Après les élections présidentielles et législatives qui ont provoqué une crise à gauche, certains en France, socialistes et certains communistes observent avec intérêt l'expérience allemande. Dans une interview à l'Humanité, Jean-Luc Mélanchon, animateur du courant PRS (pour une république sociale) au sein du PS qui, déjà, lors des débats au sein des comités anti-libéraux avait conditionné sa participation aux comités à la constitution d'un mouvement genre Linkspartei voit dans Die Linke, «une des issues possibles pour la gauche» qui signifierait selon le journaliste de l'Humanité «une double rupture entre Mélanchon et le PS actuel et celle du PCF avec son passé».

Des communistes suggèrent ouvertement la disparition du PCF et la création d'un autre parti. Ce sera l'affaire du prochain congrès en décembre 2007. Mais pourquoi se limiter à l'exemple de l'Allemagne ? Des choix ont été faits dans d'autres pays européens. Dans l'Europe du Nord, Suède et Finlande, les communistes sont devenus «alliance de gauche». Après un succès relatif, il y a reflux, l'entrée dans une coalition gouvernementale n'ayant pas été bénéfique au plan électoral. En Espagne, le Parti communiste espagnol reste organiquement dans la «gauche unie» sans parvenir à faire bouger le PSOE (parti socialiste ouvrier l'espagnol). En Grèce, des communistes avec des associations ont constitué le Synapsismus qui malgré un succès électoral à Athènes lors des dernières élections municipales est loin derrière le Parti communiste grec. Au Portugal, le bloc des gauches où militent des trotskystes et des communistes dissidents ne progresse pas et reste derrière le Parti communiste portugais. En Italie, Refondation communiste s'est constituée, après la transformation du PCI (Parti communiste italien) en «Démocrates» affilié au Parti socialiste européen et à l'Internationale socialiste, avec des communistes et des trotskystes et n'a pas empêché la scission du Parti des communistes italiens.
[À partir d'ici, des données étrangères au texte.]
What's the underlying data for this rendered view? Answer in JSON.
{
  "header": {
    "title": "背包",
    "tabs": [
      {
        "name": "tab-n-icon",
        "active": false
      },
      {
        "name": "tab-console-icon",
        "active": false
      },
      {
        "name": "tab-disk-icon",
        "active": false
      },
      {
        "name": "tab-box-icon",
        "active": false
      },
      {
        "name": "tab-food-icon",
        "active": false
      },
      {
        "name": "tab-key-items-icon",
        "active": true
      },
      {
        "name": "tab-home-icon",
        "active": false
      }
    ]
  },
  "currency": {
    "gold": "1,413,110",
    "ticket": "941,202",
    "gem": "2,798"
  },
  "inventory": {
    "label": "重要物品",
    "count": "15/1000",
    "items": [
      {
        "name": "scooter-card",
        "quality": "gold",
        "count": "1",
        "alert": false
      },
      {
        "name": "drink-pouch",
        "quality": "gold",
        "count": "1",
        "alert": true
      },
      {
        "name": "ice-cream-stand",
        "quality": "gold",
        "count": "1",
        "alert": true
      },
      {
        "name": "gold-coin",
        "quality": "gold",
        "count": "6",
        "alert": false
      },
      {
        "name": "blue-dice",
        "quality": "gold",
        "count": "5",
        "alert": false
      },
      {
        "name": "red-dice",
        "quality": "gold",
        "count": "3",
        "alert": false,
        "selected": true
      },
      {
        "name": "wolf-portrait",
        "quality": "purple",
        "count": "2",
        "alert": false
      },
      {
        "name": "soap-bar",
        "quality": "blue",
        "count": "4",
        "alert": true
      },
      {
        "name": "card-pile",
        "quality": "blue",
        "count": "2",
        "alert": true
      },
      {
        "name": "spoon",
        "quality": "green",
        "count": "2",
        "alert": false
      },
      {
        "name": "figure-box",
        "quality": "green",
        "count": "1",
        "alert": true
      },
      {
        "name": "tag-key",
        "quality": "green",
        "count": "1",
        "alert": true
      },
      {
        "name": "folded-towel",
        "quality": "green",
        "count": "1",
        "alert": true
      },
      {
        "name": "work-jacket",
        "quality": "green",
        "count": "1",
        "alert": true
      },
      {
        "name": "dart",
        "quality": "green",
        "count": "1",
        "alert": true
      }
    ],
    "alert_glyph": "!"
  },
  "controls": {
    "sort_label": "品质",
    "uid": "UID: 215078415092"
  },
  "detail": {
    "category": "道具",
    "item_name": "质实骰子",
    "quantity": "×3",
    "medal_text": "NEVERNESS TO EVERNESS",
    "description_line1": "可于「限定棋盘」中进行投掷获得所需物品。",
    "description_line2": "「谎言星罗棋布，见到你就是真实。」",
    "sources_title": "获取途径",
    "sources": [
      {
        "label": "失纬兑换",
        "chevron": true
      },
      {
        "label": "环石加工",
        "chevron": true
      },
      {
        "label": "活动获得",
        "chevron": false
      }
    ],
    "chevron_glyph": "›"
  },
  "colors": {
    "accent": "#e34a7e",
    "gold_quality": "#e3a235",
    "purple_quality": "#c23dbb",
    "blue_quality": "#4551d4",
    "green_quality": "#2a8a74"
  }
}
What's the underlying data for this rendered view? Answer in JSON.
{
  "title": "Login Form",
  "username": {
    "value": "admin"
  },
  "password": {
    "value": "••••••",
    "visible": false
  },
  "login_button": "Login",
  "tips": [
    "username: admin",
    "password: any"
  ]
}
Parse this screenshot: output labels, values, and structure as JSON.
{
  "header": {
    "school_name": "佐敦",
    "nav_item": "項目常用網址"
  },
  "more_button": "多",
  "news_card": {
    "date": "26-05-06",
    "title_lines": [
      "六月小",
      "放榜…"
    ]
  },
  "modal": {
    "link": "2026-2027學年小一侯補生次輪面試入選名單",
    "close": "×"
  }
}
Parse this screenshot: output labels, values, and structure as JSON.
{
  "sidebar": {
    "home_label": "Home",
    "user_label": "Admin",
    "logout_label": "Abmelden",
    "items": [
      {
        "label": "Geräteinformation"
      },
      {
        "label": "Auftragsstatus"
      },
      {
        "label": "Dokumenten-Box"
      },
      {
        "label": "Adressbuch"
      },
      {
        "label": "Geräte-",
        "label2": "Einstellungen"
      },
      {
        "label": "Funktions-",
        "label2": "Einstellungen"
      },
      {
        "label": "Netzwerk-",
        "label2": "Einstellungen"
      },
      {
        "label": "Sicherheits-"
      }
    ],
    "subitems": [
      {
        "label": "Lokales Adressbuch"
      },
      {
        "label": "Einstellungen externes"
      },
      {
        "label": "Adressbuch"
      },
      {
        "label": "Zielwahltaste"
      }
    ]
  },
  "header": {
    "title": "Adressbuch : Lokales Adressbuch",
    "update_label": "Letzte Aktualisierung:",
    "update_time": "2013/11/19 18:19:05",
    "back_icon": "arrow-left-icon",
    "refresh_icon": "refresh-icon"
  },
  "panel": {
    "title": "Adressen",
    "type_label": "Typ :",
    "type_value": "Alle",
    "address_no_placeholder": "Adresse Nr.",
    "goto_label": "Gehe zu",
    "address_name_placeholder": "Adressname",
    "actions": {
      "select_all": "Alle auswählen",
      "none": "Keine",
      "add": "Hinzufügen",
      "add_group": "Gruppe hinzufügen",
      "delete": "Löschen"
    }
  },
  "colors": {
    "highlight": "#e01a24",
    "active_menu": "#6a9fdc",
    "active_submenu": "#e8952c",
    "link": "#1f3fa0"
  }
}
À noter que gauche unie, Bloc des gauches, Refondation communiste et Synapsismus sont membres du Parti de la gauche européenne dont fait partie également le PCF. En Italie s'est constitué ce dernier week-end le parti de la gauche européenne italienne qui prétend se donner en exemple aux autres pays de l'Union européenne... La création de Die Linke répond à des conditions politiques particulières. Pourquoi faudrait-il en faire un modèle, quand n'est pas posée vraiment la question du changement de société ?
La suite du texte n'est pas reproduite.